Le saxophoniste donne son avis sur la tenue du Festival national des arts et de la culture.
Propos recueillis par Dieudonné Gaïbaï
Comment appréciez-vous le déroulement du Fenac 2008 à Maroua ?Il ya des potentialités que nous avons pu apprécier. La fantasia, les fanfares traditionnelles, les danses… Il était temps qu’on voit ce que nous avons en main. Comme on dit, nous avons beaucoup de bonnes choses. Mais chacun exhibe cela dans sa région. C’est la première fois qu’on voit toutes ces choses là. On les voit au même moment, au moment et ça se passe à Maroua dans l’Extrême Nord. C’est un bon signe. C’est la 7ème édition et on sait que le chiffre 7, c’est le chiffre qui ramène au ciel comme le 7ème ciel. Avec tout ce qu’on a vu et la volonté du Président de la République, de belles choses sont possibles. Parce que vous savez, depuis un certain temps le Chef de l’Etat appuie très fort sur la pédale depuis le concert de Mogador l’année dernière quand il est venu en France. Et moi, j’ai visité le Musée l’autre jour, j’ai dit aux enfants, voilà la feuille de route. La feuille de route est en train de se dérouler et Madame la Ministre travaille fort. C’est elle qu’il faut féliciter.
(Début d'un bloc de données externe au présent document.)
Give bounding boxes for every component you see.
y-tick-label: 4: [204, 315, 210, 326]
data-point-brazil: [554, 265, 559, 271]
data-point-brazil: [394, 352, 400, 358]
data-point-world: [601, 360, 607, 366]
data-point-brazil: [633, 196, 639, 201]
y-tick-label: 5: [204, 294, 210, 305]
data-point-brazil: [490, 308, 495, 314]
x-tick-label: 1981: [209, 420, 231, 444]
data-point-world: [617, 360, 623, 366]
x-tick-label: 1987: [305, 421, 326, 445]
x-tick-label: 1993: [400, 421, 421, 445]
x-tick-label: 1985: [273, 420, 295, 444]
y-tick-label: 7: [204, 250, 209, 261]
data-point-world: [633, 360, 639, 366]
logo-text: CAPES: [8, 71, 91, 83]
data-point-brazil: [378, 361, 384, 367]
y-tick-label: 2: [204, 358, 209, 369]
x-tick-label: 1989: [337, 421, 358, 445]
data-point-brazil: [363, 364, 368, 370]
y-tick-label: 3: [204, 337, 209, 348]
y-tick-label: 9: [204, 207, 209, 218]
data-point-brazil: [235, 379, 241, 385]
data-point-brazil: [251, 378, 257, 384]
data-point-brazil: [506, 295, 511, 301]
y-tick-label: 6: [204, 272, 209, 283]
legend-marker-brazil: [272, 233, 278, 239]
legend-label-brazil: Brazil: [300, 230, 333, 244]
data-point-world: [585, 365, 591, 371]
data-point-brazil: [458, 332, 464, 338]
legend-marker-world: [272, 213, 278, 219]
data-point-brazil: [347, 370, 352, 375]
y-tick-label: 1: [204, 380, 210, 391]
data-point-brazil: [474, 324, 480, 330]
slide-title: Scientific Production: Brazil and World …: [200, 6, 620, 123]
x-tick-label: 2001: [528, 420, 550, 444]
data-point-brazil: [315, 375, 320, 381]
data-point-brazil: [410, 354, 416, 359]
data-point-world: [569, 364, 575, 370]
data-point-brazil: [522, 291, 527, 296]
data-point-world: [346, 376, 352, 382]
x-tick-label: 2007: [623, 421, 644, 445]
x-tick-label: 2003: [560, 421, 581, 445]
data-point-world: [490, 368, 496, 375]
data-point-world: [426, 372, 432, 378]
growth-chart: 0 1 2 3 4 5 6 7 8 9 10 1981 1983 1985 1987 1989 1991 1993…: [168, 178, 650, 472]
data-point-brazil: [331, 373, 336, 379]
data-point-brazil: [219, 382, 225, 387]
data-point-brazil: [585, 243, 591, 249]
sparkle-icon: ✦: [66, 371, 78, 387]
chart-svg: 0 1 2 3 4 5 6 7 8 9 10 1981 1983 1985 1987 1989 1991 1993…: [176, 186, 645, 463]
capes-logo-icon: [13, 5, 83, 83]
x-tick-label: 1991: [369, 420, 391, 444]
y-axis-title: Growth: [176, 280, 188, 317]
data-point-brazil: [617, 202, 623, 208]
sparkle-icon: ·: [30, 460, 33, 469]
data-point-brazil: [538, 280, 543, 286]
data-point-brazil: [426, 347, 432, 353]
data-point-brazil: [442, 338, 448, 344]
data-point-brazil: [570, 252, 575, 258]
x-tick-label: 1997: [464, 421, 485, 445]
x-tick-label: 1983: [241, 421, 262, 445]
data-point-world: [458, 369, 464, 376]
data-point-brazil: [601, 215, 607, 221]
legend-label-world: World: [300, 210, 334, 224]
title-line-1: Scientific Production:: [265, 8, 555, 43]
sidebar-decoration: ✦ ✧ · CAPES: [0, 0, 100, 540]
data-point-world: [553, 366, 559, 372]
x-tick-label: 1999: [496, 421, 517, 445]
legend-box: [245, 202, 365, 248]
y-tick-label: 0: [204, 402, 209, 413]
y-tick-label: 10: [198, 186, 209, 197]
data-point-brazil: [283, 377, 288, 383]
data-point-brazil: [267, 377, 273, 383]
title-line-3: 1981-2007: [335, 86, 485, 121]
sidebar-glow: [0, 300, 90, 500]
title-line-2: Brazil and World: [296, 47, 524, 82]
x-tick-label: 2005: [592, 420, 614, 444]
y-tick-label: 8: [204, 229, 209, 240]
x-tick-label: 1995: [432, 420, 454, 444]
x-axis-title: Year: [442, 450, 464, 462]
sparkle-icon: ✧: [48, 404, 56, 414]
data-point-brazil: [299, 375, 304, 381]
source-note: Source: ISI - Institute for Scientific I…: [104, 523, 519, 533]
Mais des couacs dans l’organisation sont enregistrés ?
L’organisation de ce genre d’évènement c’est un peu compliqué. Et il faut surmonter beaucoup de handicaps. Et là l’essentiel c’est qu’on a vu et le monde entier a vu une partie de la richesse culturelle de notre pays. Et cette partie là est à la disposition non seulement du monde mais d’abord des camerounais. Il faut que les camerounais sachent qu’ils sont riches, culturellement parlant. Et ça aide la culture à élever le débat. C’est pour ça que je suis très content de pouvoir participer à ce Festival.
Des leçons à tirer ?
Ce que je vois, c’est la diversité. Mais une diversité riche. Parce chaque artiste, chaque région, chaque groupe représente ce que nous pouvons offrir d’abord aux camerounais. Il faut d’abord que les camerounais soient déjà consommateurs de cela et pas uniquement que de musique, de danse, de Ndombolo. Il y a la culture, regardez la cavalerie il y a de nombreux pays qui pourraient nous envier. Et les camerounais ne savent pas qu’ils sont riches avec tout ça. On est entrain de regarder chacun avec deux yeux, deux yeux, c’est formidable. Et il faut que nous commencions nous même à découvrir notre culture.
Relativement à ce qui s’est fait jusqu’ici sur le plan culturel, avez-vous le sentiment que les choses s’améliorent ?
J’ai plus que le sentiment que ça s’améliore. Ce n’est pas un truc en devenir, ça se vit et ça existe. Ça ne demande finalement qu’à être mis sur les bons rails. Je vous ai dit qu’il est bon que le Camerounais apprécie d’abord en premier ce qu’il a.